Now, according to guitarist Darwin Sampson, who is also known as the venerable owner of The Frequency in Madison, Uncle Eddie never truly went away. On and off for the right reasons or the right parties the last twenty-years, original members including Sampson, Nate Arnold on bass, and Chad Ovshak on drums, would clean off the cobwebs, and make music as Uncle Eddie. All three have been, and are, in other bands since the days which Sampson tells me started for him in a house in the Fox Valley area, eventually brought him to jam in the laundry room of Ovshak’s Mom’s house, and led to big basement shows in a house on old University Avenue—one of the first which included a then brand-new band, Sunspot, now a solid regular on the Madison scene. Those early basement shows turned into Uncle Eddie becoming a regular at The Inferno, Spooners, and O’Kayz Corral, three of the spots Sampson says he’d only wished he could play as a kid. “Madison, and some of the venues at that time, seemed like a dream,” Sampson says. “We met a lot of bands just before their time.

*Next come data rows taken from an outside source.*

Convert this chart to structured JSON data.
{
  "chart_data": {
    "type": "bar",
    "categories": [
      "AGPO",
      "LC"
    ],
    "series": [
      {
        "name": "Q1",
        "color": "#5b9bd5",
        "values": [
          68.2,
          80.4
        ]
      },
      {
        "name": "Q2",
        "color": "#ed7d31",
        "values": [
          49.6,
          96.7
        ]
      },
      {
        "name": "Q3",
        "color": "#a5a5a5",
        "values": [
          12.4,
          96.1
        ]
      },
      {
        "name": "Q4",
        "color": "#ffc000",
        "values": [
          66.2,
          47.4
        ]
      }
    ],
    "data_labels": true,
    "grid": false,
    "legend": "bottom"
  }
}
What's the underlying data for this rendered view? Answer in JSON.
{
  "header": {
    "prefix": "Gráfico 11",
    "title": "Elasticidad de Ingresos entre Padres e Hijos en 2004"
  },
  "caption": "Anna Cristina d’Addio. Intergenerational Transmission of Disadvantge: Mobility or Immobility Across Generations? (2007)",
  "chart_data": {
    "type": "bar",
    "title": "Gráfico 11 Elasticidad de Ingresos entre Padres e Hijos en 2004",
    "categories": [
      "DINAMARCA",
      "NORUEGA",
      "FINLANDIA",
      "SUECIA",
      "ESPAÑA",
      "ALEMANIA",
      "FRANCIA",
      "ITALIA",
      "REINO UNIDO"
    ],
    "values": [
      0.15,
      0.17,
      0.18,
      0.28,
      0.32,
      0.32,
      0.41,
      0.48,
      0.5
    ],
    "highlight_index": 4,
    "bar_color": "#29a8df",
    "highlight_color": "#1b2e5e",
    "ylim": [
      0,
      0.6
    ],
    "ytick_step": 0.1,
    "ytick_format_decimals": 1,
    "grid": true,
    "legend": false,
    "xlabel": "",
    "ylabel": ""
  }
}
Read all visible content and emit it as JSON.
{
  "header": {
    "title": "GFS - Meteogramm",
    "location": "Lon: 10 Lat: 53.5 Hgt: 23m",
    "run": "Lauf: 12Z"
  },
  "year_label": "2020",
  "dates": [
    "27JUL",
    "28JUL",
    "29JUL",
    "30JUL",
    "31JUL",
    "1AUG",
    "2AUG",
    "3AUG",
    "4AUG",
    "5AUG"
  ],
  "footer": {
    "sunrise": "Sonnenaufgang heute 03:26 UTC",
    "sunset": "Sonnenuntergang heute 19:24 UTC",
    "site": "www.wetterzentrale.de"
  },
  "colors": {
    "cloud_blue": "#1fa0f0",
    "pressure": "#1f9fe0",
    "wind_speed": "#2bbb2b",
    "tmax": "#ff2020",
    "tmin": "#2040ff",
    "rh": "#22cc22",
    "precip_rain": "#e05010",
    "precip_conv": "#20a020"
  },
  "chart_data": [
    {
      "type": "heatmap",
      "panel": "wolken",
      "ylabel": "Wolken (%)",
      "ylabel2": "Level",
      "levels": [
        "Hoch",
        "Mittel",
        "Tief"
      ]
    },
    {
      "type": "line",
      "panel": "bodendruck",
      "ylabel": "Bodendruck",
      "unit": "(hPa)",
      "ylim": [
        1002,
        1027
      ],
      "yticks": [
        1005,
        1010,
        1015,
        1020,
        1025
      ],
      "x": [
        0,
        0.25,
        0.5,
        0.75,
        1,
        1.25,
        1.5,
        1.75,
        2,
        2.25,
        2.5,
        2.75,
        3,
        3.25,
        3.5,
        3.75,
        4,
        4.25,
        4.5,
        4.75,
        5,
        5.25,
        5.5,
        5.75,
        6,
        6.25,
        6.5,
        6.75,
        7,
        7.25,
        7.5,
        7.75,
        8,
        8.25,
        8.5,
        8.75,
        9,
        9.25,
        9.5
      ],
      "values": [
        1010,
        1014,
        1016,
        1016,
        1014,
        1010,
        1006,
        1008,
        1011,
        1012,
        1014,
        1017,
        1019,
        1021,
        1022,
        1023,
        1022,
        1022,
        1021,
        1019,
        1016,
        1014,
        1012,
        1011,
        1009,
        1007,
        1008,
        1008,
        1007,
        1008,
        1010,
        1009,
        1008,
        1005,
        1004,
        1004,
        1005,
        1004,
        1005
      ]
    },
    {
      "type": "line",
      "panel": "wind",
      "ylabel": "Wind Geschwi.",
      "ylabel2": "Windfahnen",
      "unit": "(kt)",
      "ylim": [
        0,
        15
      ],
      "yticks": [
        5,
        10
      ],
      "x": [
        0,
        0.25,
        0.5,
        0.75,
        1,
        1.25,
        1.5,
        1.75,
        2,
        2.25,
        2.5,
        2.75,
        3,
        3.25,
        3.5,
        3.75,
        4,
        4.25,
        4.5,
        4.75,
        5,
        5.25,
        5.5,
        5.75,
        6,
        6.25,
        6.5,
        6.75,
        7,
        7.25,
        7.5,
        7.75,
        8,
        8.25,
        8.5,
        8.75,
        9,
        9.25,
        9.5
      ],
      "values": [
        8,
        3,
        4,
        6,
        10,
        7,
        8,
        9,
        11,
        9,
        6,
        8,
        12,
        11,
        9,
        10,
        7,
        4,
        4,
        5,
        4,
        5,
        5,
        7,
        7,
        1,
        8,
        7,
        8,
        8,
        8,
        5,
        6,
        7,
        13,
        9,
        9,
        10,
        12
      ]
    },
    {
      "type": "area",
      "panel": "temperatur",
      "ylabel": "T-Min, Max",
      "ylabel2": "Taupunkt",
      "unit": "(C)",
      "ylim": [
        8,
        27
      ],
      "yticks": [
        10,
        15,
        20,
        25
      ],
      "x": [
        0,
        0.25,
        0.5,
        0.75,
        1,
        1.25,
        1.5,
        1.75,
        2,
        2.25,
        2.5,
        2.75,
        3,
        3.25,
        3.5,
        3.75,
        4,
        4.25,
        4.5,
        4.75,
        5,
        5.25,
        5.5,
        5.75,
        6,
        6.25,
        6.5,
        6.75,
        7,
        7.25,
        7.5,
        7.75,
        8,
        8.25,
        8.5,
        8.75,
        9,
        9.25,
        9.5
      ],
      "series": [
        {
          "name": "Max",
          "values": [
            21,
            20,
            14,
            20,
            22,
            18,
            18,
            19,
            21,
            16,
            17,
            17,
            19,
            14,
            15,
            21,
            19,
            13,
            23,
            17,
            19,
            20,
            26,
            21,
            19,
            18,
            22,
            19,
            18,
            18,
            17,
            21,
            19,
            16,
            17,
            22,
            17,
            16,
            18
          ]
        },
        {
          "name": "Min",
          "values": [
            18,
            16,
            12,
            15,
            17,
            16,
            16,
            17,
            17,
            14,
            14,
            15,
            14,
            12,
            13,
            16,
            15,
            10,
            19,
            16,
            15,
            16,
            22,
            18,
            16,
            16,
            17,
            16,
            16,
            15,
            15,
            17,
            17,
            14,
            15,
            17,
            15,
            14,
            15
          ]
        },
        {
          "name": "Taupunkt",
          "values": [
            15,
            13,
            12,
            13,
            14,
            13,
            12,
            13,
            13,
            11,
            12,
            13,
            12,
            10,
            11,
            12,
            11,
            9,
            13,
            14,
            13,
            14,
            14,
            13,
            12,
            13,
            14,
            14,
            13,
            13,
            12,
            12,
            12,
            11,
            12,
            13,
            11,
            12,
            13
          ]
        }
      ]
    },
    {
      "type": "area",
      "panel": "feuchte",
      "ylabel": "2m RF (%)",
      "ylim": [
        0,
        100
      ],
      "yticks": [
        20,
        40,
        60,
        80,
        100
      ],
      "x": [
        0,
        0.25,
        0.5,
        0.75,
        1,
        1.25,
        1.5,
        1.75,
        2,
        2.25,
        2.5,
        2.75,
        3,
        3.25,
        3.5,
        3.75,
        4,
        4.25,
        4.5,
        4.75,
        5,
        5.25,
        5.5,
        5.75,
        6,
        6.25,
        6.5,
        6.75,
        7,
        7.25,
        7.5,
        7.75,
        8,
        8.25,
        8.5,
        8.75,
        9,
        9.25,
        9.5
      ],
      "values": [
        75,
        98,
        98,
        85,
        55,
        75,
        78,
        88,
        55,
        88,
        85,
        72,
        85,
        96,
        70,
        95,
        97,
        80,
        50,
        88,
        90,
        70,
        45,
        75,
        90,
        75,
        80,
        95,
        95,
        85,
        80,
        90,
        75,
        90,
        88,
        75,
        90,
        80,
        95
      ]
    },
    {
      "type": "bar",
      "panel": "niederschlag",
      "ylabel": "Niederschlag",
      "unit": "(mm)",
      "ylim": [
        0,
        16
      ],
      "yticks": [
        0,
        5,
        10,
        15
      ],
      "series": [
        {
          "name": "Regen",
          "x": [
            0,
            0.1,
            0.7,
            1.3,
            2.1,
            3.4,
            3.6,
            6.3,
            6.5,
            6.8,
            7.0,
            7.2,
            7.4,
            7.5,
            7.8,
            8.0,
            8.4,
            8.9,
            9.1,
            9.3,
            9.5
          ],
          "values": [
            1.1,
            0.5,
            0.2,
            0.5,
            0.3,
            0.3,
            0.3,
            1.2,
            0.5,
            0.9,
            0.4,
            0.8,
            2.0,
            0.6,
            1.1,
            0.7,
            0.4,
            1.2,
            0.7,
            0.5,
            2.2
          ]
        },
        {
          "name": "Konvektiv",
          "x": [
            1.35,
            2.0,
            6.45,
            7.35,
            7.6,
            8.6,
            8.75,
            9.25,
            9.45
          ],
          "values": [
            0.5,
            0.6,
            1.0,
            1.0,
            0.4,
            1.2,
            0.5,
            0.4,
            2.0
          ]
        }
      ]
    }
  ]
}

Nirvana, Green Day, Husker Du. Some we’d play on a bill with, others found us not punk enough or too jammy, but we made so many friends. We just weren’t sure what we wanted to do with Uncle Eddie.”
The lack of direction, Sampson says, “Pushed me out of love with guitar. I picked up the bass, started playing with another great band, the Skintones, and we all just moved on. Between new projects, school, work, and life in general, we just stopped playing together regularly.” But none of them wrote Uncle Eddie off for good. Some special parties, including the annual May-Bash, brought the guys back together for a few songs, but the invitation to play Bomblastica is what really upped the excitement all these years later. “We have been jamming, and it just sounds great,” Sampson says. “I’m in love with guitar again, and we even wrote a new song for this show.”
A new song, and reinvented old songs are on tap, with Sampson now even talking for the first time about keeping Uncle Eddie going after Bomblastica. “It’s kind of neat to be at a point and able to say we are still here,” Sampson says. “It all feels refreshing, and we are trusting our instincts to write together, which is really making us laugh. I think we are realizing if we can write together, and laugh together, it’s gold. Plus, it is so nice to be playing with my friends regularly again.”
*Uncle Eddie play Bomblastica 2018 at The Frequency in Madison on April 28, 2018.